November 8, 2011 — You’ve found the home, and now it’s time to figure out how you’ll finance it. Here is some basic information to help get you started.

Fixed Rate Mortgages
For those who prefer no surprises, the fixed rate mortgage is a popular choice. The loan is based on an interest rate that stays the same throughout the life of the loan so you’ll always know how much you can expect to spend.

Adjustable Rate Mortgages (ARMs)
Some consumers prefer ARMs during times of increasing rates or when they don’t plan to stay in their home for more than a few years. Initially, ARMs allow you to take advantage of rates that are generally set below current fixed rates. In exchange for the discount, you share a portion of the risk that rates may change over time. Generally, the rate adjusts up or down as the economic indicator on which the loan is based rises or falls.

Jumbo Loans
Different from other loans, the jumbo loan is set up specifically to accommodate mortgage amounts in excess of $417,000, although this amount is reviewed annually and adjusted again on Oct. 1. Jumbo loans typically carry a higher-than-average risk to the lender. To make up for this risk, slightly higher interest rates may apply.

Balloon Mortgages
Payments are calculated on a longer term (15-30 years) for balloon mortgages, with the agreement that the mortgage be paid in full with a balloon payment at the end of a predetermined period, generally five to seven years. The advantage of this loan is that interest rates are generally set below current market rates. Many balloon mortgage borrowers, however, refinance their loan before the balloon payment is due.

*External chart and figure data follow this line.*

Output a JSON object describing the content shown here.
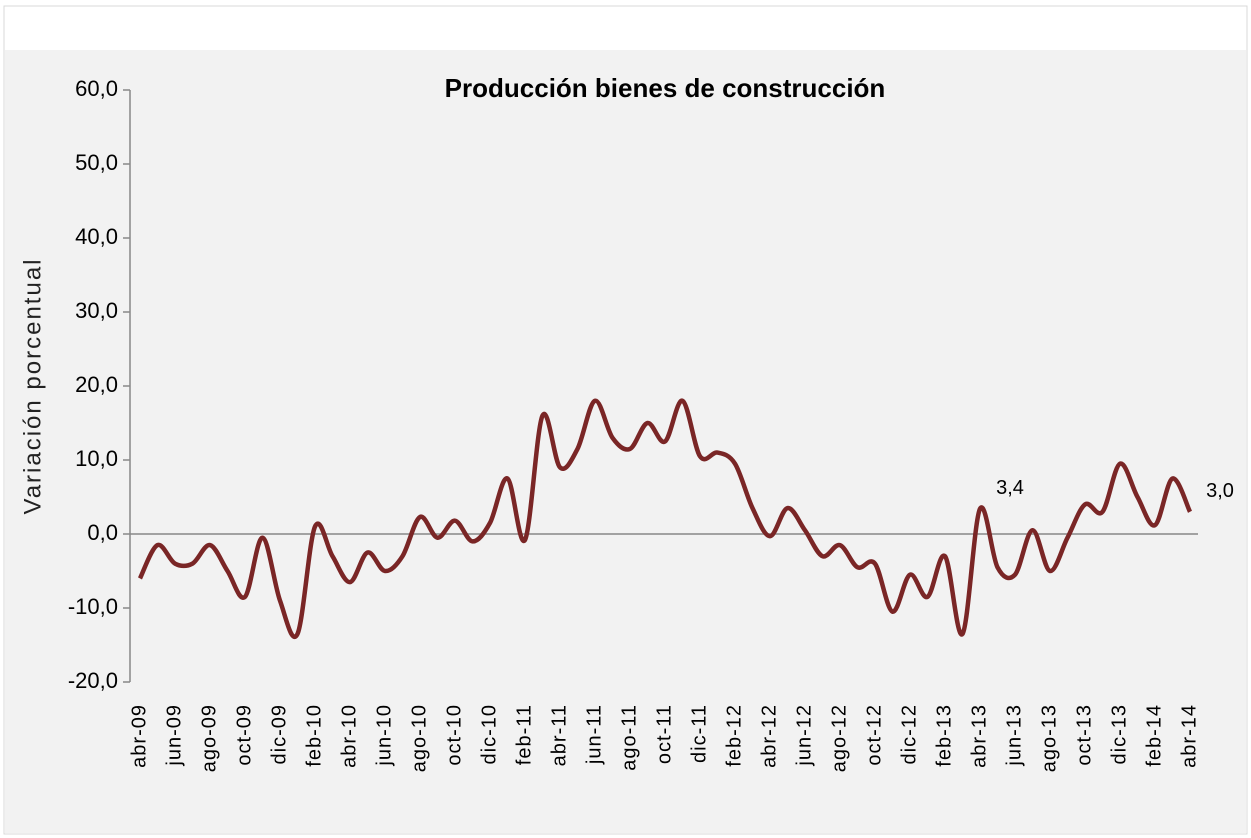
{
  "chart_data": {
    "type": "line",
    "title": "Producción bienes de construcción",
    "y_label": "Variación porcentual",
    "categories": [
      "abr-09",
      null,
      "jun-09",
      null,
      "ago-09",
      null,
      "oct-09",
      null,
      "dic-09",
      null,
      "feb-10",
      null,
      "abr-10",
      null,
      "jun-10",
      null,
      "ago-10",
      null,
      "oct-10",
      null,
      "dic-10",
      null,
      "feb-11",
      null,
      "abr-11",
      null,
      "jun-11",
      null,
      "ago-11",
      null,
      "oct-11",
      null,
      "dic-11",
      null,
      "feb-12",
      null,
      "abr-12",
      null,
      "jun-12",
      null,
      "ago-12",
      null,
      "oct-12",
      null,
      "dic-12",
      null,
      "feb-13",
      null,
      "abr-13",
      null,
      "jun-13",
      null,
      "ago-13",
      null,
      "oct-13",
      null,
      "dic-13",
      null,
      "feb-14",
      null,
      "abr-14"
    ],
    "series": [
      {
        "name": "Producción bienes de construcción",
        "color": "#7a2626",
        "values": [
          -6,
          -1.5,
          -4,
          -4,
          -1.5,
          -5,
          -8.5,
          -0.5,
          -9,
          -13.5,
          1,
          -3,
          -6.5,
          -2.5,
          -5,
          -3,
          2.3,
          -0.5,
          1.8,
          -1,
          1.5,
          7.5,
          -0.8,
          16,
          9,
          11.5,
          18,
          13,
          11.5,
          15,
          12.5,
          18,
          10.5,
          11,
          9.5,
          3.5,
          -0.3,
          3.5,
          0.5,
          -3,
          -1.5,
          -4.5,
          -4,
          -10.5,
          -5.5,
          -8.5,
          -3,
          -13.5,
          3.4,
          -4.5,
          -5.5,
          0.5,
          -5,
          -0.5,
          4,
          3,
          9.5,
          5,
          1.2,
          7.5,
          3.0
        ],
        "value_labels": [
          null,
          null,
          null,
          null,
          null,
          null,
          null,
          null,
          null,
          null,
          null,
          null,
          null,
          null,
          null,
          null,
          null,
          null,
          null,
          null,
          null,
          null,
          null,
          null,
          null,
          null,
          null,
          null,
          null,
          null,
          null,
          null,
          null,
          null,
          null,
          null,
          null,
          null,
          null,
          null,
          null,
          null,
          null,
          null,
          null,
          null,
          null,
          null,
          "3,4",
          null,
          null,
          null,
          null,
          null,
          null,
          null,
          null,
          null,
          null,
          null,
          "3,0"
        ]
      }
    ],
    "ylim": [
      -20,
      60
    ],
    "yticks": [
      {
        "value": -20,
        "label": "-20,0"
      },
      {
        "value": -10,
        "label": "-10,0"
      },
      {
        "value": 0,
        "label": "0,0"
      },
      {
        "value": 10,
        "label": "10,0"
      },
      {
        "value": 20,
        "label": "20,0"
      },
      {
        "value": 30,
        "label": "30,0"
      },
      {
        "value": 40,
        "label": "40,0"
      },
      {
        "value": 50,
        "label": "50,0"
      },
      {
        "value": 60,
        "label": "60,0"
      }
    ],
    "grid": false
  }
}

This type of loan is popular for those who intend to resell their home before the balloon term is over because they may be able to save money paying the reduced rate.

Two-Step Loans
Two-steps are ARMs that have only one adjustment during the loan term. They let you take advantage of a reduced start rate of an ARM while still enjoying the security of a fixed rate for some time. The adjustment does not usually occur until several years into the loan term, so two-steps are particularly attractive to buyers who do not plan to stay in their new home for more than a few years.

The Term: In Easy Terms
In short, the term is the length of your loan. Usually, terms are 15 or 30 years, each with its own benefits. A shorter term carries a lower rate and higher monthly payments, but more money is saved over the long run while you build equity at a faster pace. A longer term carries a higher interest rate and a lower monthly payment, so it makes a larger mortgage more affordable. However, you build equity at a slower rate. Other terms, such as 20 or 25 years, are often available, too, depending on the type of loan you select.